После ухода Совнаркома ДКР из Харькова на некоторое время в городе образовался вакуум власти, который постаралась заполнить возрожденная городская Дума во главе с меньшевиком Я. Рубинштейном и управа во главе с исполняющим обязанности начальника правым эсером В. Атабековым (в 1917 г. он был заместителем городского головы). В первый же день оккупации Дума собралась на свое заседание, а генерал Клаузиус даже посетил ее через пару дней после ввода немецких войск — меньшевики, которые всего за несколько месяцев до этого призывали к «войне до победного конца», особого возмущения присутствием немецкого генерала не выразили.

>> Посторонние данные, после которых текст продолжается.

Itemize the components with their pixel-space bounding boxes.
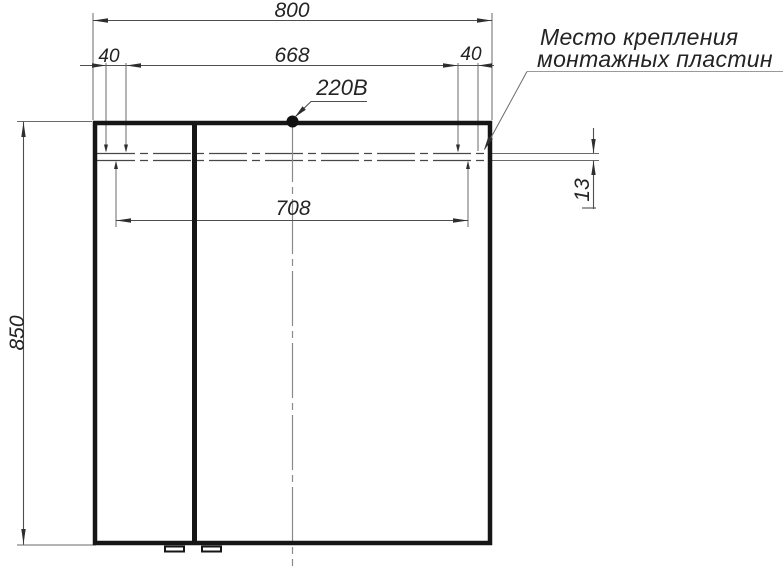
dim-label-40-left: 40 [98, 46, 120, 67]
cabinet-dimension-drawing: 800 40 668 40 708 [0, 0, 784, 566]
arrowhead [21, 529, 25, 544]
arrowhead [21, 122, 25, 137]
left-door-foot [165, 547, 184, 552]
dim-label-850: 850 [6, 315, 29, 350]
dim-label-668: 668 [274, 44, 309, 67]
arrowhead [591, 139, 595, 153]
leader-line [485, 72, 528, 150]
dim-label-800: 800 [274, 0, 309, 22]
arrowhead [591, 161, 595, 175]
arrowhead [93, 18, 108, 22]
technical-drawing-page: 800 40 668 40 708 [0, 0, 784, 566]
arrowhead [126, 63, 141, 67]
leader-line [295, 102, 367, 118]
power-label: 220В [315, 75, 367, 100]
dim-label-13: 13 [571, 178, 594, 202]
power-connection-dot [287, 116, 299, 128]
note-text-line2: монтажных пластин [537, 46, 773, 72]
right-door-foot [202, 547, 221, 552]
dim-label-708: 708 [275, 197, 310, 220]
dim-plate-height: 13 [571, 128, 596, 209]
arrowhead [443, 63, 458, 67]
dim-label-40-right: 40 [460, 44, 482, 65]
arrowhead [477, 18, 492, 22]
dim-overall-height: 850 [6, 122, 96, 546]
mounting-note-callout: Место крепления монтажных пластин [484, 24, 783, 150]
power-callout: 220В [287, 75, 368, 128]
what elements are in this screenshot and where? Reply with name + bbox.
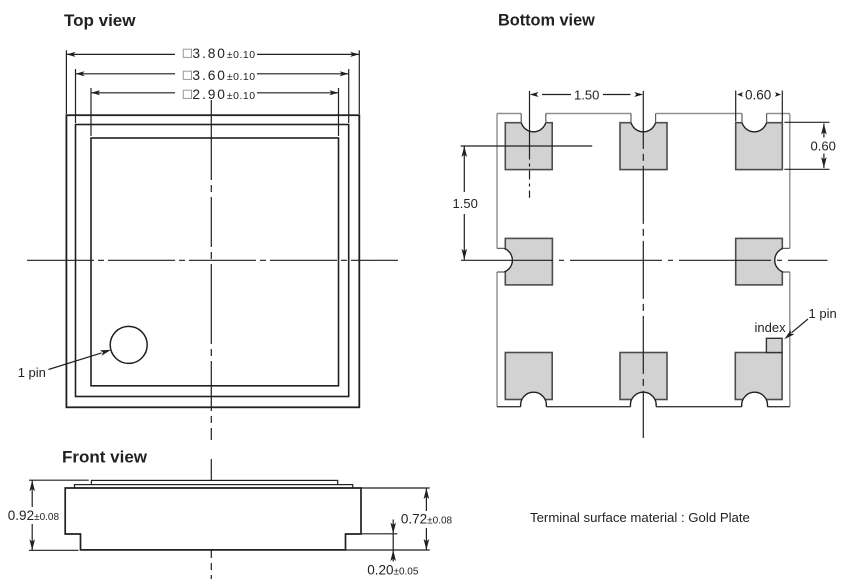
svg-text:index: index: [755, 320, 787, 335]
svg-text:Top view: Top view: [64, 11, 136, 30]
svg-text:Front view: Front view: [62, 447, 148, 466]
svg-text:1.50: 1.50: [453, 196, 478, 211]
svg-text:1.50: 1.50: [574, 87, 599, 102]
svg-text:Terminal surface material : Go: Terminal surface material : Gold Plate: [530, 510, 750, 525]
svg-text:0.60: 0.60: [811, 139, 836, 154]
svg-text:0.60: 0.60: [745, 87, 771, 102]
svg-text:2.90±0.10: 2.90±0.10: [192, 87, 255, 102]
svg-text:3.60±0.10: 3.60±0.10: [192, 68, 255, 83]
svg-text:1 pin: 1 pin: [18, 365, 46, 380]
svg-text:1 pin: 1 pin: [809, 306, 837, 321]
svg-text:3.80±0.10: 3.80±0.10: [192, 46, 255, 61]
svg-text:Bottom view: Bottom view: [498, 11, 595, 29]
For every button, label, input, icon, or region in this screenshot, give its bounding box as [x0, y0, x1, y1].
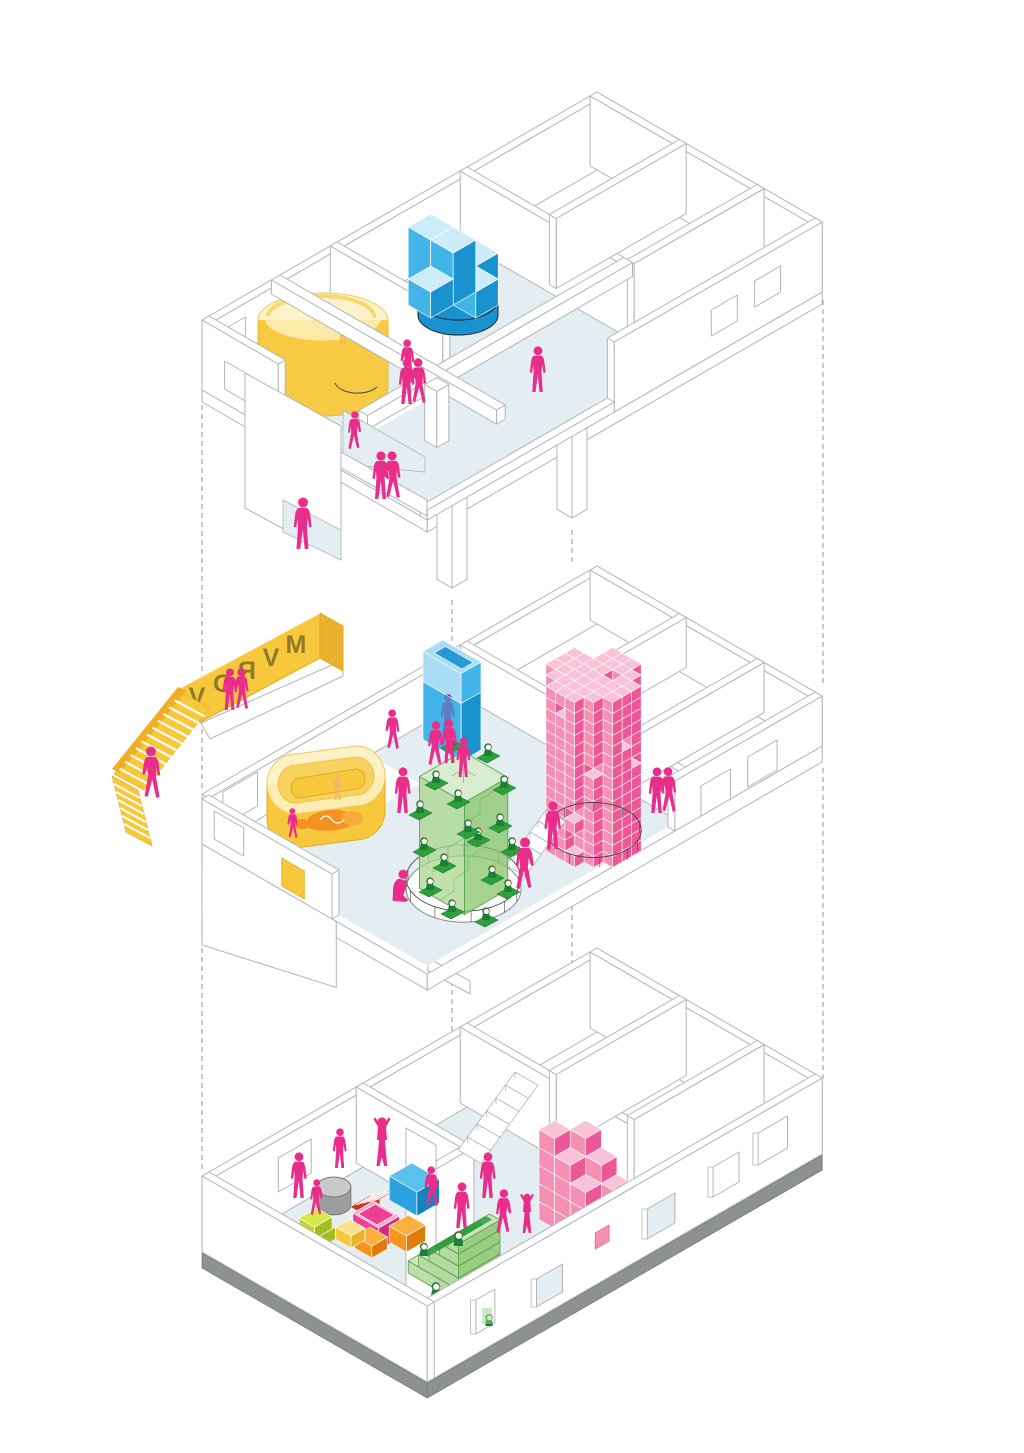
svg-text:V: V — [262, 644, 279, 672]
svg-text:M: M — [286, 631, 307, 659]
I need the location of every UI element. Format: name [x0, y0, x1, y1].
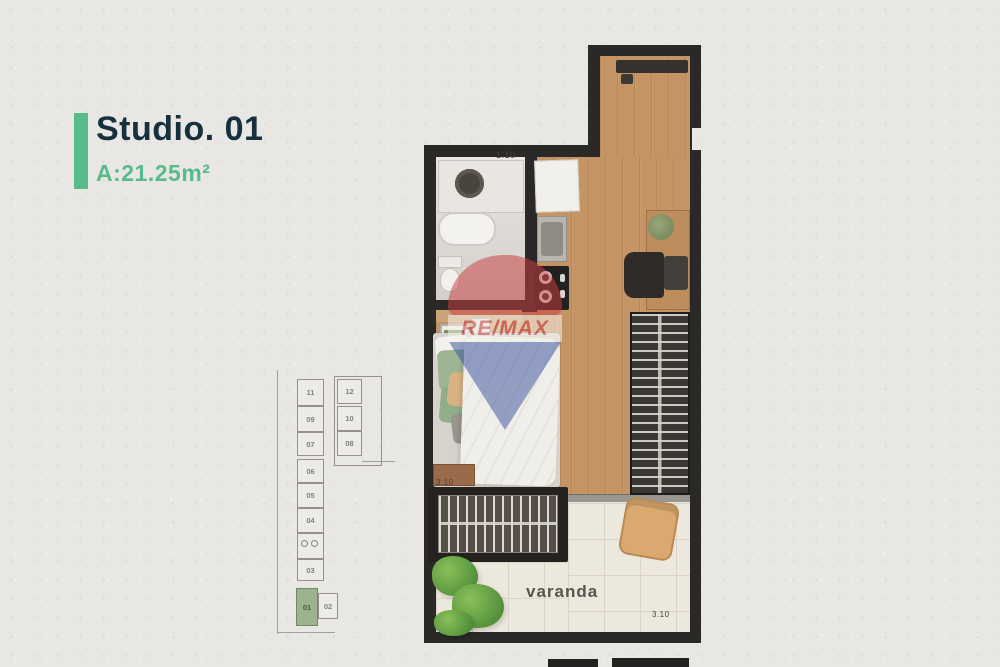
wall-top [588, 45, 701, 56]
page-title: Studio. 01 [96, 110, 263, 149]
desk-plant [648, 214, 674, 240]
balloon-blue-cone [449, 342, 561, 430]
balloon-white-band: RE/MAX [448, 315, 562, 342]
bathroom-dimension-label: 1.10 [496, 150, 516, 160]
remax-watermark-balloon-icon: RE/MAX [447, 252, 565, 438]
keyplan-unit-04: 04 [297, 508, 324, 533]
keyplan-unit-09: 09 [297, 406, 324, 432]
keyplan-unit-11: 11 [297, 379, 324, 406]
bathtub [438, 212, 496, 246]
title-accent-bar [74, 113, 88, 189]
keyplan-unit-12: 12 [337, 379, 362, 404]
entry-shoe-rack [621, 74, 633, 84]
keyplan-unit-01-highlighted: 01 [296, 588, 318, 626]
balcony-sliding-door [558, 494, 690, 502]
balloon-red-dome [448, 255, 562, 316]
balcony-label: varanda [526, 582, 598, 602]
cropped-footer-mark [612, 658, 689, 667]
keyplan-unit-10: 10 [337, 406, 362, 431]
keyplan-utility-block [297, 533, 324, 559]
keyplan-unit-08: 08 [337, 431, 362, 456]
keyplan-boundary-line [277, 370, 278, 634]
keyplan-unit-06: 06 [297, 459, 324, 483]
hall-closet-rail [438, 495, 558, 553]
kitchen-sink-basin [541, 222, 563, 256]
watermark-brand-text: RE/MAX [461, 317, 549, 341]
wardrobe-closet [630, 312, 690, 495]
floorplan-page: { "header": { "title": "Studio. 01", "ar… [0, 0, 1000, 667]
keyplan-unit-03: 03 [297, 559, 324, 581]
wall-right-door-notch [692, 128, 701, 150]
keyplan-elevator-icon [301, 540, 308, 547]
unit-area: A:21.25m² [96, 160, 210, 187]
keyplan-unit-05: 05 [297, 483, 324, 508]
wall-entry-left [588, 45, 600, 157]
bed-dimension-label: 3.10 [436, 478, 454, 487]
building-keyplan: 11 12 09 10 07 08 06 05 04 03 01 02 [277, 368, 395, 648]
desk-chair [624, 252, 664, 298]
keyplan-elevator-icon [311, 540, 318, 547]
keyplan-unit-02: 02 [318, 593, 338, 619]
desk-monitor [664, 256, 688, 290]
entry-door-mat [616, 60, 688, 73]
washing-machine [455, 169, 484, 198]
cropped-footer-mark [548, 659, 598, 667]
keyplan-boundary-line [277, 632, 335, 633]
fridge [534, 159, 580, 213]
balcony-chair [617, 496, 680, 562]
keyplan-unit-07: 07 [297, 432, 324, 456]
balcony-dimension-label: 3.10 [652, 610, 670, 619]
balcony-plant [434, 610, 474, 636]
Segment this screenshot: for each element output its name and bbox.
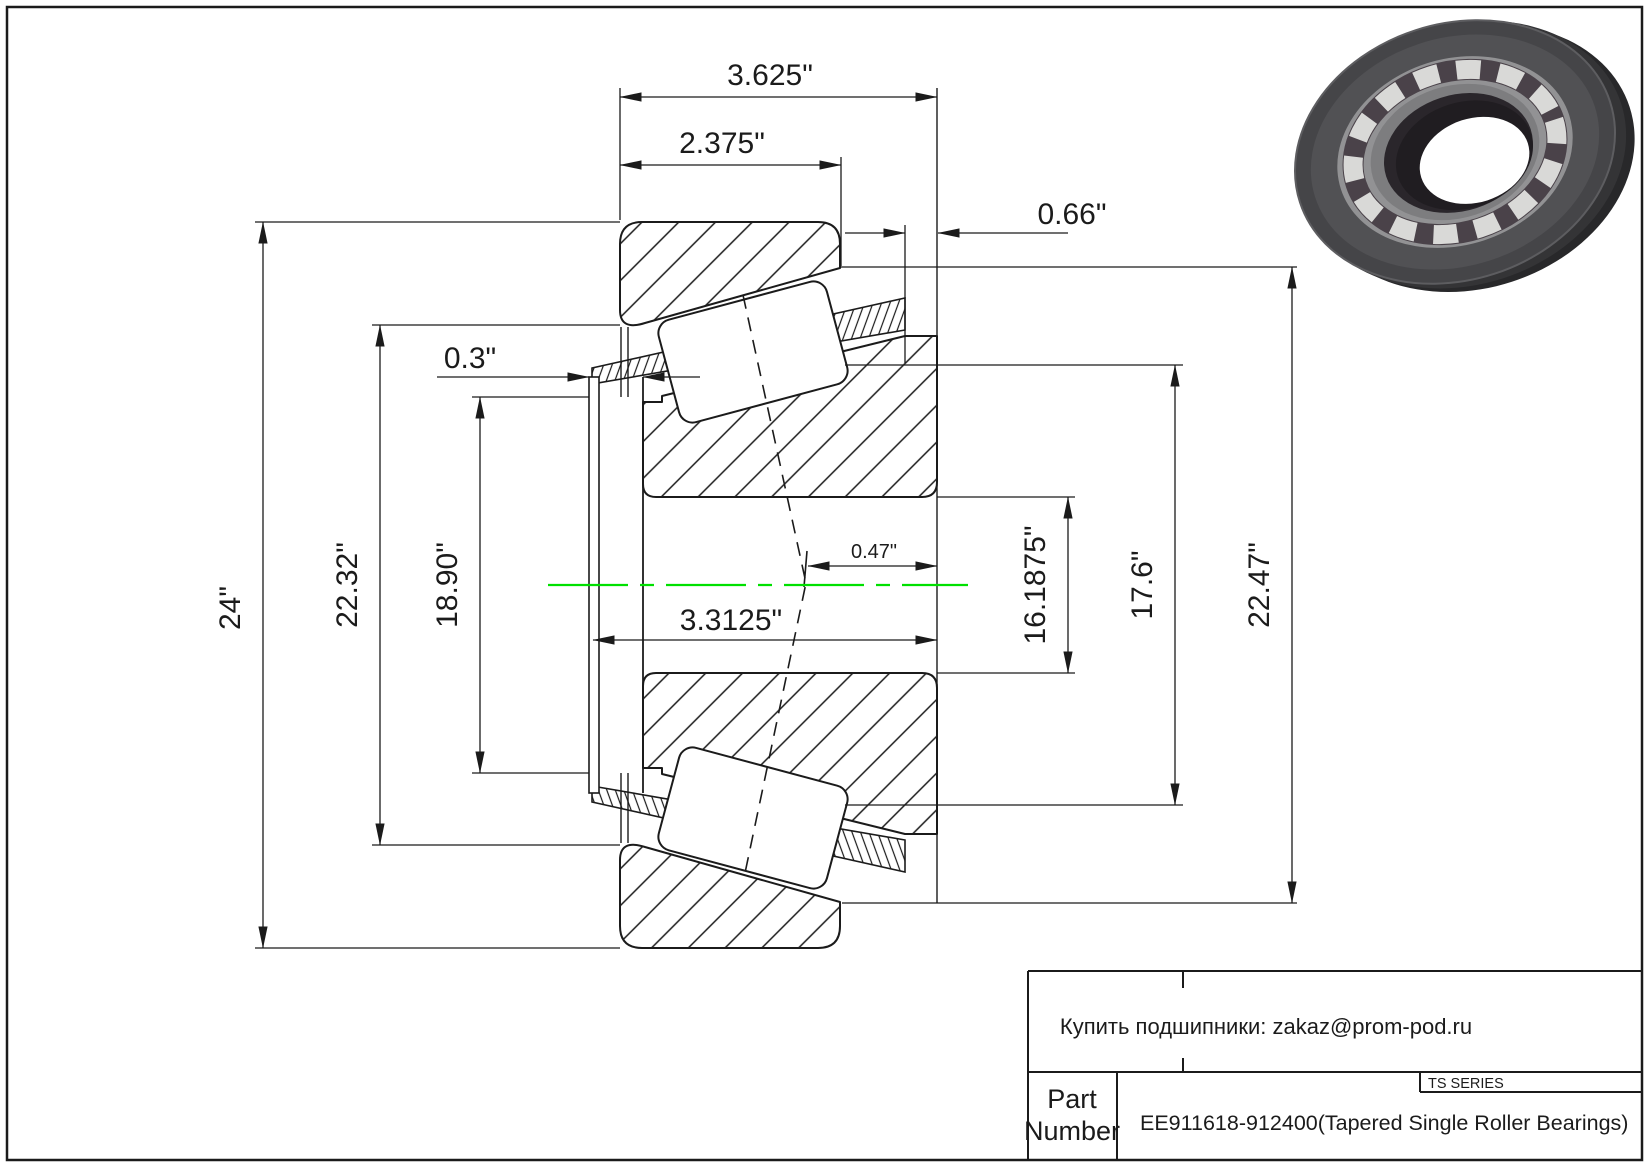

Рубинштейн обратился к горожанам с воззванием, в котором обнародовал «обязательное постановление» Думы о том, что она «взяла всю власть в городе в свои руки»[1053].

В. Короленко

Харьковская тюрьма

Правда, в условиях оккупации полномочия городской Думы были не определены, финансирования у нее не было. Уже на заседании 10 апреля Рубинштейн и Агабеков сложили с себя полномочия, констатировав, что германцы сделали продовольственные органы города своими интендантствами, реквизировали всю муку, а грузы, стоящие на железных дорогах, «считают военной добычей». Управа печально констатировала, что «финансовое положение г. Харькова в высшей степени безотрадно и… приняло прямо катастрофический характер». Кстати, после долгой паузы появился на людях и Д. Багалей, принявший участие в думском обсуждении финансового состояния Харькова[1054].

Как уже говорилось, 26 апреля попытался собраться и Харьковский Совет рабочих и крестьянских депутатов во главе с Феликсом Коном. Правда, этот эксперимент был разовым. Совет также констатировал факт отсутствия у него бюджета и ударился исключительно в революционную риторику и песнопения, в промежутках между этим жалуясь на оккупационную власть и репрессии, чинимые новыми властями[1055].